For Cheney, any person who wants to be president has to have the ability to go with his or her gut instinct. Cheney recounted the day of Ford’s funeral, when he gave the eulogy in the rotunda at the Capitol.

“He had the courage of his convictions,” Cheney said. “He did something that was very very difficult; he knew it was going to cost him politically, maybe cost him the presidency, but he went ahead and did it anyway. That’s what I’m looking for.”

Cheney’s comments were made in response to a question posed by his daughter, Liz Cheney, who asked her father which Republican candidate he wants to see as president.

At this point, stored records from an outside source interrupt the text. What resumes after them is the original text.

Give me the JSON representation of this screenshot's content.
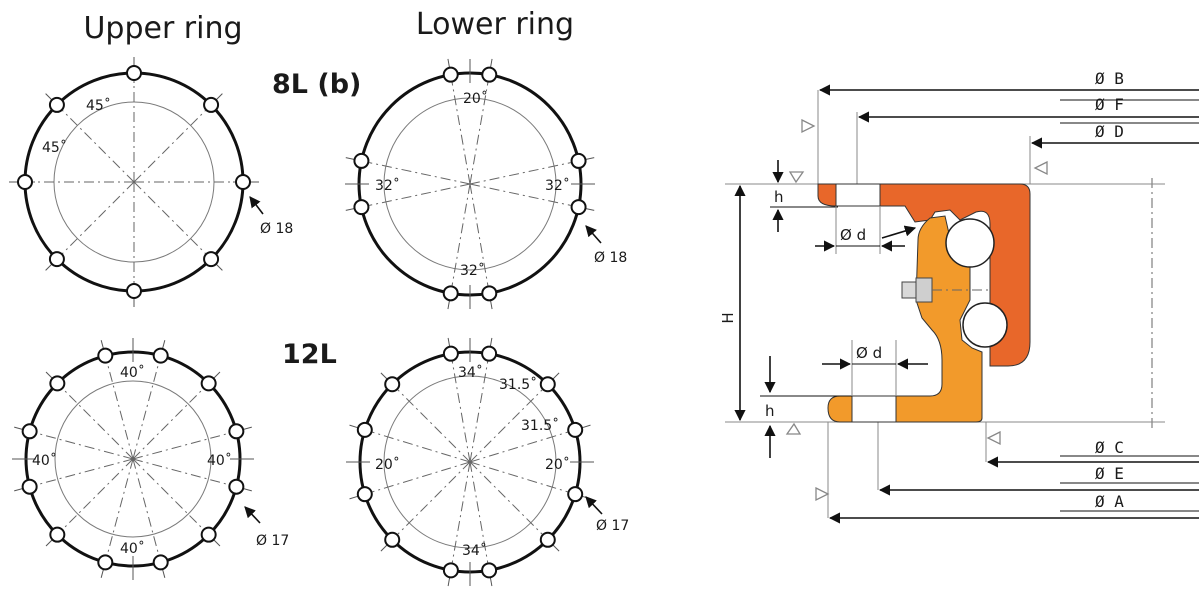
{
  "headers": {
    "upper": "Upper ring",
    "lower": "Lower ring"
  },
  "variants": {
    "v8": "8L (b)",
    "v12": "12L"
  },
  "patterns": [
    {
      "id": "upper-8l",
      "holes": 8,
      "hole_label": "Ø 18",
      "angle_labels": [
        "45˚",
        "45˚"
      ]
    },
    {
      "id": "lower-8l",
      "holes": 8,
      "hole_label": "Ø 18",
      "angle_labels": [
        "20˚",
        "32˚",
        "32˚",
        "32˚"
      ]
    },
    {
      "id": "upper-12l",
      "holes": 12,
      "hole_label": "Ø 17",
      "angle_labels": [
        "40˚",
        "40˚",
        "40˚",
        "40˚"
      ]
    },
    {
      "id": "lower-12l",
      "holes": 12,
      "hole_label": "Ø 17",
      "angle_labels": [
        "34˚",
        "31.5˚",
        "31.5˚",
        "20˚",
        "20˚",
        "34˚"
      ]
    }
  ],
  "section": {
    "dimensions_top": [
      "Ø B",
      "Ø F",
      "Ø D"
    ],
    "dimensions_bottom": [
      "Ø C",
      "Ø E",
      "Ø A"
    ],
    "height_label": "H",
    "rim_labels": [
      "h",
      "h"
    ],
    "bore_labels": [
      "Ø d",
      "Ø d"
    ],
    "colors": {
      "upper_ring": "#e8672a",
      "lower_ring": "#f29a2b"
    }
  }
}
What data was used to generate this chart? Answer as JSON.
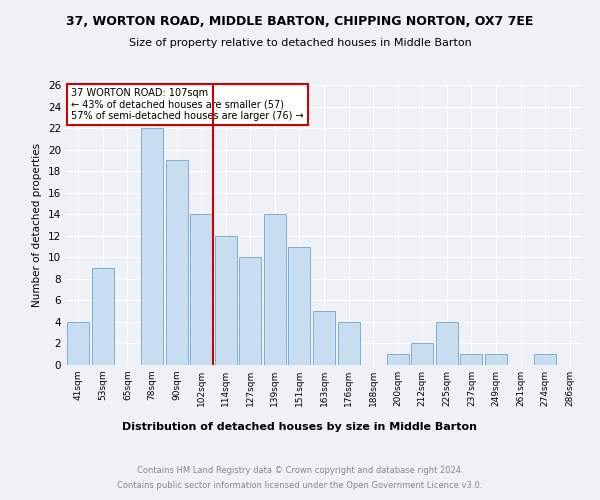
{
  "title": "37, WORTON ROAD, MIDDLE BARTON, CHIPPING NORTON, OX7 7EE",
  "subtitle": "Size of property relative to detached houses in Middle Barton",
  "xlabel": "Distribution of detached houses by size in Middle Barton",
  "ylabel": "Number of detached properties",
  "categories": [
    "41sqm",
    "53sqm",
    "65sqm",
    "78sqm",
    "90sqm",
    "102sqm",
    "114sqm",
    "127sqm",
    "139sqm",
    "151sqm",
    "163sqm",
    "176sqm",
    "188sqm",
    "200sqm",
    "212sqm",
    "225sqm",
    "237sqm",
    "249sqm",
    "261sqm",
    "274sqm",
    "286sqm"
  ],
  "values": [
    4,
    9,
    0,
    22,
    19,
    14,
    12,
    10,
    14,
    11,
    5,
    4,
    0,
    1,
    2,
    4,
    1,
    1,
    0,
    1,
    0
  ],
  "bar_color": "#c9ddf0",
  "bar_edge_color": "#7bafd4",
  "vline_color": "#cc0000",
  "annotation_title": "37 WORTON ROAD: 107sqm",
  "annotation_line1": "← 43% of detached houses are smaller (57)",
  "annotation_line2": "57% of semi-detached houses are larger (76) →",
  "annotation_box_color": "#ffffff",
  "annotation_box_edge": "#cc0000",
  "ylim": [
    0,
    26
  ],
  "yticks": [
    0,
    2,
    4,
    6,
    8,
    10,
    12,
    14,
    16,
    18,
    20,
    22,
    24,
    26
  ],
  "footer1": "Contains HM Land Registry data © Crown copyright and database right 2024.",
  "footer2": "Contains public sector information licensed under the Open Government Licence v3.0.",
  "bg_color": "#eef2f7",
  "plot_bg_color": "#eef2f7"
}
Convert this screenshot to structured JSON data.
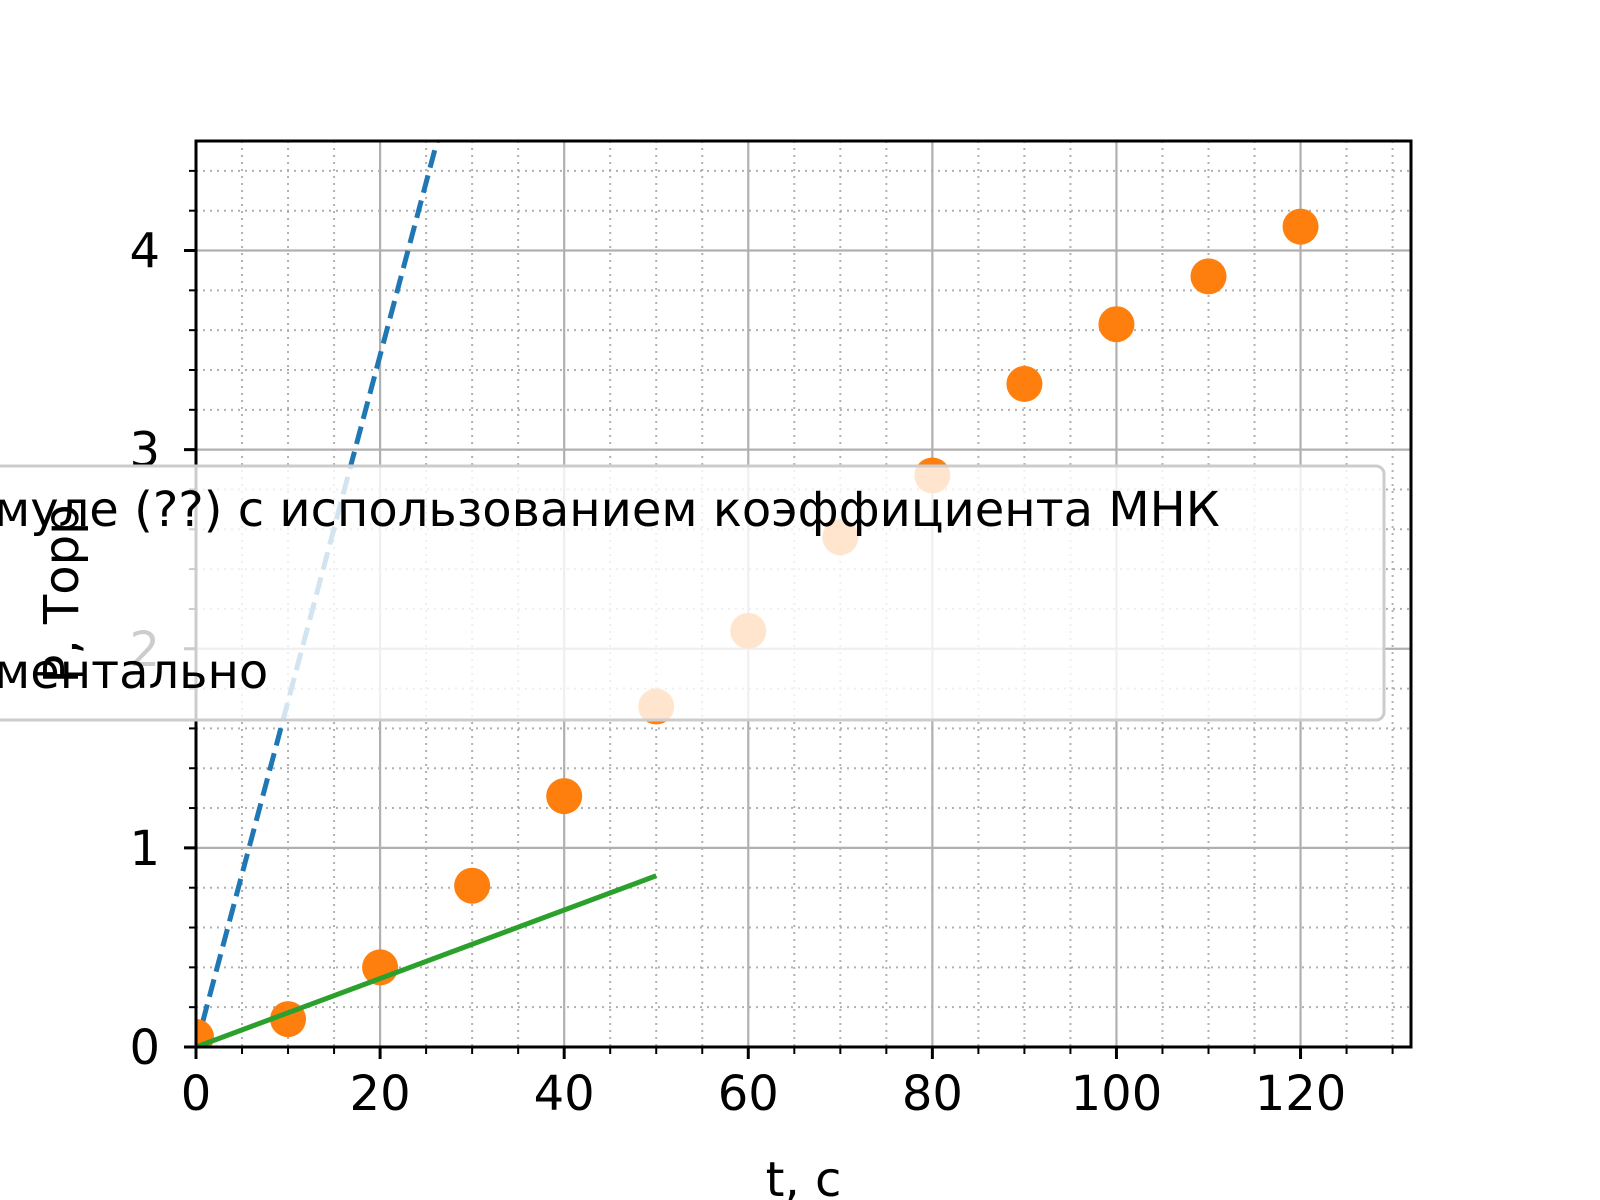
{
  "chart_data": {
    "type": "scatter",
    "xlabel": "t, с",
    "ylabel": "P, Торр",
    "xlim": [
      0,
      132
    ],
    "ylim": [
      0,
      4.55
    ],
    "xticks": [
      0,
      20,
      40,
      60,
      80,
      100,
      120
    ],
    "yticks": [
      0,
      1,
      2,
      3,
      4
    ],
    "x_minor_step": 5,
    "y_minor_step": 0.2,
    "grid": true,
    "legend_placement": "center (partially cut off on the left)",
    "series": [
      {
        "name": "...муле (??) с использованием коэффициента МНК",
        "kind": "line",
        "style": "dashed",
        "color": "#1f77b4",
        "x": [
          0,
          30
        ],
        "y": [
          0,
          5.21
        ]
      },
      {
        "name": "...ментально",
        "kind": "points",
        "color": "#ff7f0e",
        "x": [
          0,
          10,
          20,
          30,
          40,
          50,
          60,
          70,
          80,
          90,
          100,
          110,
          120
        ],
        "y": [
          0.05,
          0.14,
          0.4,
          0.81,
          1.26,
          1.71,
          2.09,
          2.56,
          2.87,
          3.33,
          3.63,
          3.87,
          4.12
        ]
      },
      {
        "name": "",
        "kind": "line",
        "style": "solid",
        "color": "#2ca02c",
        "x": [
          0,
          50
        ],
        "y": [
          0,
          0.86
        ]
      }
    ],
    "legend": {
      "entries": [
        "муле (??) с использованием коэффициента МНК",
        "ментально"
      ]
    }
  }
}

The night was centered around fundraising for local Republicans, and for Liz and Dick Cheney it was a good time to talk about their book “Exceptional: Why the World Needs a Powerful America.”

But before the speech, the dinner and the political thrashings that are common at any function built around the promotion of a single political party, there was a slow stampede to shake hands with the most powerful man Wyoming has ever sent to Washington, D.C.

A cloud of bodies hung thick around Cheney, while they took turns shaking his hand and taking pictures with him.

He spoke softly in response to questions, so quietly in fact that many had to lean in to hear him.

Matt Willey, who works at the Historic Sheridan Inn where the event was taking place, had trouble crossing the room.

“There’s no getting through that,” he said.

But eventually the hand shaking and picture taking was broken up.

Soon after, state officials talked about the party and built up to the Cheneys’ talk.

State Auditor Cynthia Cloud, Treasurer Mark Gordon and Superintendent Jillian Balow all spoke about the party and the future. But the room wasn’t quiet until Cheney spoke, and only remained silent until he finished.

He spoke about the Hillary Clinton email scandal, Joe Biden joining the presidential race and the Obama administration.

But more than all that, he spoke about the United States and the country’s past, present and future.

“The U.S. is an irrelevancy,” he said while talking about U.S. military might and his book.

Cheney focused for a bit on the decreasing defense budget, but left it to his book to tell the rest of the story.

“We’ve allowed decay to set in,” he said. “It’s going to take a lot of time to recover.”